# steel tracks on skid steer



## vet934 (Dec 8, 2009)

Anyone plowed with steel OTT on pavement? I have seen a lot of chains and wonder if a guy was careful if the tracks would work better.


----------



## WIPensFan (Jan 31, 2009)

Don't even think about it! I have steel tracks for my 863 Bobcat. They scratch all concrete and asphalt in the blink of an eye. Plus tires would probably spin inside tracks real easy with snow and ice.


----------



## Kenkreger (Dec 17, 2001)

I find them helpful for off road winter operation like brushing snowmobile trails. However the tracks slip sideways much easier then tires chains do. Also most don't run real smooth at high speeds normally used when plowing. Overall I think your better off with studs or tire chains.
Ken


----------



## snocrete (Feb 28, 2009)

Kenkreger;895252 said:


> I find them helpful for off road winter operation like brushing snowmobile trails. However the tracks slip sideways much easier then tires chains do. Also most don't run real smooth at high speeds normally used when plowing. Overall I think your better off with studs or tire chains.
> Ken


X's 2................I have tried it on pavement once and that was all it took. HORRIBLE traction, plus it will tear up the pavement.


----------



## Bajak (Nov 12, 2008)

I plowed our shop one time with a D3 and I can tell you I almost hit our dump truck because the lot was on a bit of a slope and I hit ice.
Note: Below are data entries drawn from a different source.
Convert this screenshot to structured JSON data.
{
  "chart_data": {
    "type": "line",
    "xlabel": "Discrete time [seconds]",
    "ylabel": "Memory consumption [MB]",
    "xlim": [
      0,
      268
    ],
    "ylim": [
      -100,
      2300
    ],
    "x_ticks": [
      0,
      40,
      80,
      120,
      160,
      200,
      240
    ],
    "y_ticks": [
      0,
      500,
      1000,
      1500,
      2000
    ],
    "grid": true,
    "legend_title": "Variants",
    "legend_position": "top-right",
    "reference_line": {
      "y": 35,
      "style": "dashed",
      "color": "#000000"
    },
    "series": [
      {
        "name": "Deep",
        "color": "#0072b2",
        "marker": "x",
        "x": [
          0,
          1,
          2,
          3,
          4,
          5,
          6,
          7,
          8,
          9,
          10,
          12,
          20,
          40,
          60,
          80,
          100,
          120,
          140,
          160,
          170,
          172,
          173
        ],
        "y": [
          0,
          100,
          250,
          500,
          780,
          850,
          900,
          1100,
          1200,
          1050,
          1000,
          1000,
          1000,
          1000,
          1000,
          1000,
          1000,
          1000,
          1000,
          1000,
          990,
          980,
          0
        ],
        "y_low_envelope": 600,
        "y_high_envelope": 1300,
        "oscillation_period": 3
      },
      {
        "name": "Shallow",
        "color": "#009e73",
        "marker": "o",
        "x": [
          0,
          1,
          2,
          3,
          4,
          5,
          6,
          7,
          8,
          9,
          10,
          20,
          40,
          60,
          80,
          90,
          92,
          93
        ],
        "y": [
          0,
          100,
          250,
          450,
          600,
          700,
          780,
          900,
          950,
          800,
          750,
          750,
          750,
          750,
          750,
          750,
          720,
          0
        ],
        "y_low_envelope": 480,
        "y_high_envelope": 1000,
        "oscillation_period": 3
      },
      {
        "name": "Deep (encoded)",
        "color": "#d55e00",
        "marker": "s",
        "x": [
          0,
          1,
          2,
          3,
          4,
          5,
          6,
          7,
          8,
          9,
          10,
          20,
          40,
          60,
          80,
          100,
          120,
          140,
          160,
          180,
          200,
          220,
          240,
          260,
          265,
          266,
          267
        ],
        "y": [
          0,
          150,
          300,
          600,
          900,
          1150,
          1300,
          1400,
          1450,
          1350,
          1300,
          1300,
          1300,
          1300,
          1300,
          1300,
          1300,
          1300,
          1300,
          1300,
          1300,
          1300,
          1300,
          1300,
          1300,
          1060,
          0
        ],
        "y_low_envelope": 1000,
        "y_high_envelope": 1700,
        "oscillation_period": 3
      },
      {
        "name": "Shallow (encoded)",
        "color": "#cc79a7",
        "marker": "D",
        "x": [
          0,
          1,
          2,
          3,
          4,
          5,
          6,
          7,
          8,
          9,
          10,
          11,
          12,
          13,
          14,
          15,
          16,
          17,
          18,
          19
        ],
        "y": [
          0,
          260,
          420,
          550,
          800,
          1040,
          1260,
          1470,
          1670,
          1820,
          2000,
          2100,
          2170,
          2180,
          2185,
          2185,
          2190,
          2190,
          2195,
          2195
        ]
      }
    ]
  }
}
Slides sideways like a [email protected][email protected]


----------



## vet934 (Dec 8, 2009)

so will a skid with chains out push a CTL? (and I mean apples to apples like JD 332 cs 332 CTL)


----------



## Kenkreger (Dec 17, 2001)

vet934;895966 said:


> so will a skid with chains out push a CTL? (and I mean apples to apples like JD 332 cs 332 CTL)


I'm pretty sure it will. Chains have some serious bite. Ctl's remind me of racing slicks in a snowstorm. Maybe with studs you'd be ok.
Ken


----------